Le lundi 21 février 2022, la Russie a reconnu l'indépendance de provinces ukrainiennes pro-russes. L'Europe brandit la menace de sanctions. Gros plan sur la communauté russe, nombreuse et ancienne sur la Côte d'Azur. Elle attend de voir d'éventuelles conséquences, notamment économiques.

L'histoire commune des Russes et de la Côte d'Azur commence par un coup de coeur.

Dans les années 1850, la famille de Nicolas Ier, empereur de toutes les Russies, multiplie ses séjours sur cette terre de douceur et de lumière. Alexandra Féodorovna son épouse, Hélène Pavlovna, sa soeur, rendent ainsi les bords de la Méditerranée populaires auprès de l'aristocratie de leur pays. C'est le début d'une relation privilégiée qui ne se démentira pas.

Aujourd'hui encore l'un des quatre consulats de Russie en France se situe à Villefranche-sur-Mer, non loin de la rade dans laquelle la Grande-duchesse Hélène arriva, avec toute une flotte, en 1856.

En ce début d'année 2022, il est difficile pour le consul Sergey Galaktionov de donner un chiffre exact pour la population russe dans notre région.

Tous les ressortissants ne se signalent pas aux autorités consulaires.

Je pense que les personnes qui parlent russe sont près de 100 000 dans le Sud Est de la France. Russes, Ukrainiens, Biélorusses, des personnes originaires de l'ex-URSS.

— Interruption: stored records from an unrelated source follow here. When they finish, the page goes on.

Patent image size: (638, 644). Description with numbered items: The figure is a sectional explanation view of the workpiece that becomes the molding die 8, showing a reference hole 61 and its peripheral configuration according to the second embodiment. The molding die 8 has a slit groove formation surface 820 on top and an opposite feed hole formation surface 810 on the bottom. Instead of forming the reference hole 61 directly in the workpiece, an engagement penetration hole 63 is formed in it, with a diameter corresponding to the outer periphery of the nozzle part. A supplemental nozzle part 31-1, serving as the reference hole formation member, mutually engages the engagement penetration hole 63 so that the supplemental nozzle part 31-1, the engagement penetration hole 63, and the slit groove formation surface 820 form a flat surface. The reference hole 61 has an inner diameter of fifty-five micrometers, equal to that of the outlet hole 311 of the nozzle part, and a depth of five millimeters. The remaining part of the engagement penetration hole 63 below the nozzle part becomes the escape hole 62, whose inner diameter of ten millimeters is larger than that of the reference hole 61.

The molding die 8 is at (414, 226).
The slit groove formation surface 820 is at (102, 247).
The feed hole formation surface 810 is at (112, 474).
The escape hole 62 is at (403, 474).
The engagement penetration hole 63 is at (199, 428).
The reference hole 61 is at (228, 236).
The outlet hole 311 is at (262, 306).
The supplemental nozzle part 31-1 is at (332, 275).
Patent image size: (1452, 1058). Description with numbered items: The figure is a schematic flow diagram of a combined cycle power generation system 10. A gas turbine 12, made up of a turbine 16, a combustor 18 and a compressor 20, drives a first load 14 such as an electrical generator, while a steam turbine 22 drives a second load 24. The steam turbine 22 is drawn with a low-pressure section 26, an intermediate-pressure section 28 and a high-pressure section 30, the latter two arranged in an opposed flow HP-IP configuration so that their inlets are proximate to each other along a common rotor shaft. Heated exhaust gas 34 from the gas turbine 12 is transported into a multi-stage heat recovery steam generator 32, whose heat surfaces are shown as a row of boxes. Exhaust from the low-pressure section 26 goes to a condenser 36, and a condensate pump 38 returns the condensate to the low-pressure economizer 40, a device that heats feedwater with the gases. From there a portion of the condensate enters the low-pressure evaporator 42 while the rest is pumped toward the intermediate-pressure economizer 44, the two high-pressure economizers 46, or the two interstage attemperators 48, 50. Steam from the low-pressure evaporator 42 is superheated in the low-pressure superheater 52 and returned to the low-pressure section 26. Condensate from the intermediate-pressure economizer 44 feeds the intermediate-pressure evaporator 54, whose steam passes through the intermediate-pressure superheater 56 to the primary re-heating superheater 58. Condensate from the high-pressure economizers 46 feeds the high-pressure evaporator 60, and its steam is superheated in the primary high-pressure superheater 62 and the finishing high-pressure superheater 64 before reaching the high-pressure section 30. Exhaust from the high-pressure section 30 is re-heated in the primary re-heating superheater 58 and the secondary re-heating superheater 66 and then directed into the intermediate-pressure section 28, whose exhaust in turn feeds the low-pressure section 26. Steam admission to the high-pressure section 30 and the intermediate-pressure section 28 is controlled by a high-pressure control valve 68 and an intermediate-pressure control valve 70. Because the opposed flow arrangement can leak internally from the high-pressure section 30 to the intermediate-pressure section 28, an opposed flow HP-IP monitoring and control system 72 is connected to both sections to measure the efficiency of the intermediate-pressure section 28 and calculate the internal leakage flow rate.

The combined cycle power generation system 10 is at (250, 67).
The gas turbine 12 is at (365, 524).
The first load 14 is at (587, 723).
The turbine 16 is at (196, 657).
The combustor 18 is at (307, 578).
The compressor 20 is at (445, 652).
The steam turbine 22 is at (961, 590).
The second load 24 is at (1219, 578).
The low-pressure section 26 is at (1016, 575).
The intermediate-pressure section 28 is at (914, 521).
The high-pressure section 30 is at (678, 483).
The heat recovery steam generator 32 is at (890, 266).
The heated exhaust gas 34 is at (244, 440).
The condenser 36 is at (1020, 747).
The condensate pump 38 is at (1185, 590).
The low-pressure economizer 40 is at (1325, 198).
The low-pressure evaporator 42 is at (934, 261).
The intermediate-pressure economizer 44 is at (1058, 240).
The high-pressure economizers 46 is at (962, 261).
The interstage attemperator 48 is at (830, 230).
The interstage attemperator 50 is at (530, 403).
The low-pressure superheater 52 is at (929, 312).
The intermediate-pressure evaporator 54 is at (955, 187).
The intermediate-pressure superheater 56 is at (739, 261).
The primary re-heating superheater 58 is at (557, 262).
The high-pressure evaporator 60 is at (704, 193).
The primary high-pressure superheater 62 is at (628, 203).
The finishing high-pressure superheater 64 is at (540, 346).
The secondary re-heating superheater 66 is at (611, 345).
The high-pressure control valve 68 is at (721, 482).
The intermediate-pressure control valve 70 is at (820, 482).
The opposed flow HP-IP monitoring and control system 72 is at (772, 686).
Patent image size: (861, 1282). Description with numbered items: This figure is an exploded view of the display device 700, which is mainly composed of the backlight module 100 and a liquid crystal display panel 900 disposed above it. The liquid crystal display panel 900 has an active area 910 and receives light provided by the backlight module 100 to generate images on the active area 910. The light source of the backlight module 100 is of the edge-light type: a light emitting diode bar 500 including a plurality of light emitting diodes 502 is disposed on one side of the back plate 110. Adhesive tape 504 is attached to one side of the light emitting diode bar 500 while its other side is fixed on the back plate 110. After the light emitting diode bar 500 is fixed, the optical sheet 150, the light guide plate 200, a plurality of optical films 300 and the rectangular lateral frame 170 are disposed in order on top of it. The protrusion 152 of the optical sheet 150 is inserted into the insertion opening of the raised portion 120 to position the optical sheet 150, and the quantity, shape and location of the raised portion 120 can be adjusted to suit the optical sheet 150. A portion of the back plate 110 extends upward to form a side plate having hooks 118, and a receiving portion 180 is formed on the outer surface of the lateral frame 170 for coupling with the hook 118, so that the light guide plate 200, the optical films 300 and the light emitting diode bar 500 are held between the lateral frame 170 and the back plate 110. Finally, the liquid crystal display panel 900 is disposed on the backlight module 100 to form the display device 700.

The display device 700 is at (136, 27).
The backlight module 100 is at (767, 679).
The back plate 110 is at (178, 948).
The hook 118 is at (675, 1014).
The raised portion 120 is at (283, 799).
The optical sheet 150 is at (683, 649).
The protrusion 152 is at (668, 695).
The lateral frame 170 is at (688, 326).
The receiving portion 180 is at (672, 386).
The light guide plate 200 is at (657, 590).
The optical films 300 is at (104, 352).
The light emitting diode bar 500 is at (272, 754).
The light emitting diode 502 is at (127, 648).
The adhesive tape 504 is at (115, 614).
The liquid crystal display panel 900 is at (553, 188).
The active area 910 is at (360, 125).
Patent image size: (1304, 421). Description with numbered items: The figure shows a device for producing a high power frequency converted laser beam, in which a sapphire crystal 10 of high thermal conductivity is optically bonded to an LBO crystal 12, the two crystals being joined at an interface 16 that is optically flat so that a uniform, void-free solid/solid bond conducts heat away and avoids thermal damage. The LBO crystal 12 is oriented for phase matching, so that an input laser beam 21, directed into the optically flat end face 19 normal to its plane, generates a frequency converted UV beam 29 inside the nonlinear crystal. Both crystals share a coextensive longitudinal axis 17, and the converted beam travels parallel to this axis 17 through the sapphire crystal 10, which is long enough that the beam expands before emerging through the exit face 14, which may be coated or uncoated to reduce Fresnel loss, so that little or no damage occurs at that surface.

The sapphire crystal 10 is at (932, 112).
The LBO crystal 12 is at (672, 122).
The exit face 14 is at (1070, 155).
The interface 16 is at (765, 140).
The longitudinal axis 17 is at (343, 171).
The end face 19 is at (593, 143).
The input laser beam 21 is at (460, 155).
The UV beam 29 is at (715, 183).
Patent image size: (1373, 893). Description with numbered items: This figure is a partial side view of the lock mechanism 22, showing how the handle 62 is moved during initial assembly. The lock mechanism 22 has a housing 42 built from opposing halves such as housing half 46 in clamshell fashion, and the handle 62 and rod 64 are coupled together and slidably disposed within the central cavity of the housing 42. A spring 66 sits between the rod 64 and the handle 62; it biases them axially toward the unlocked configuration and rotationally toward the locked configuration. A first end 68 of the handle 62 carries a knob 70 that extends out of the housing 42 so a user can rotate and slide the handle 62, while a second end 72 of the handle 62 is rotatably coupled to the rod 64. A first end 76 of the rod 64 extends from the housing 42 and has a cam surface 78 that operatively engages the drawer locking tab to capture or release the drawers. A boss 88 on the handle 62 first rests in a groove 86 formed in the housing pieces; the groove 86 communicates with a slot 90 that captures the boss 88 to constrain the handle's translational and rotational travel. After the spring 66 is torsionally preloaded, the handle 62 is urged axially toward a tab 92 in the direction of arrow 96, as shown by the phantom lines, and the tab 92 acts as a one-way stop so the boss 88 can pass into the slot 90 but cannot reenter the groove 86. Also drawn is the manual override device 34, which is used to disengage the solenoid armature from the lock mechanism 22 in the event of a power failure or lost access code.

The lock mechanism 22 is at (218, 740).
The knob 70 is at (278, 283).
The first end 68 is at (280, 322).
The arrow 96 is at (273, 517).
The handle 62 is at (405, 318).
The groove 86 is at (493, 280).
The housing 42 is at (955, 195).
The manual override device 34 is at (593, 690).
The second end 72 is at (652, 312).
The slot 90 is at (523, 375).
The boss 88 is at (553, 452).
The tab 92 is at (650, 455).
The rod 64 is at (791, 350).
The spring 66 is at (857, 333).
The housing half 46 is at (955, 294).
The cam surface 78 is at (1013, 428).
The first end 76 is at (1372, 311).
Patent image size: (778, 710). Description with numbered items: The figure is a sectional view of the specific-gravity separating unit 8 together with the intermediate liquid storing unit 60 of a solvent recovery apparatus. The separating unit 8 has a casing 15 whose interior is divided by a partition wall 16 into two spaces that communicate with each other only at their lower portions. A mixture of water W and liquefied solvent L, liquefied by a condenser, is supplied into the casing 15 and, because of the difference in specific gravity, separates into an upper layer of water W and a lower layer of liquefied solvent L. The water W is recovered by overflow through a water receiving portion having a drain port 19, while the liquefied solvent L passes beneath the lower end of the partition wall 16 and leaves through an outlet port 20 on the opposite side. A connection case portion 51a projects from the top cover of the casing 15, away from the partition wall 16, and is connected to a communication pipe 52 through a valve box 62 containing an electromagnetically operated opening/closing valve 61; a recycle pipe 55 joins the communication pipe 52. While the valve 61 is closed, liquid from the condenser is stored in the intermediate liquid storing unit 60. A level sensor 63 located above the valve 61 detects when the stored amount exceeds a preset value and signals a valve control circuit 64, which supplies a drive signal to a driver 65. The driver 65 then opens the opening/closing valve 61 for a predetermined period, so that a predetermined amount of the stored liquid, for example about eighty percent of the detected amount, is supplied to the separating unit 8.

Sergey Galaktionov, chef de l'agence consulaire de Russie à Villefranche-sur-Mer

Selon certaines estimations concernant la Côte d'Azur, la communauté russe y serait forte d'environ 15.000 personnes.

Avec une forte concentration à Nice, avec là encore une explication historique : dans les années 1920, une forte communauté de "Russes blancs" ayant fui la révolution bolchevique s'est installée autour de cathédrale orthodoxe Saint-Nicolas.

La Fédération de Russie a récupéré en 2012 la propriété de cet édifice exceptionnel au prix d'une âpre bataille juridique.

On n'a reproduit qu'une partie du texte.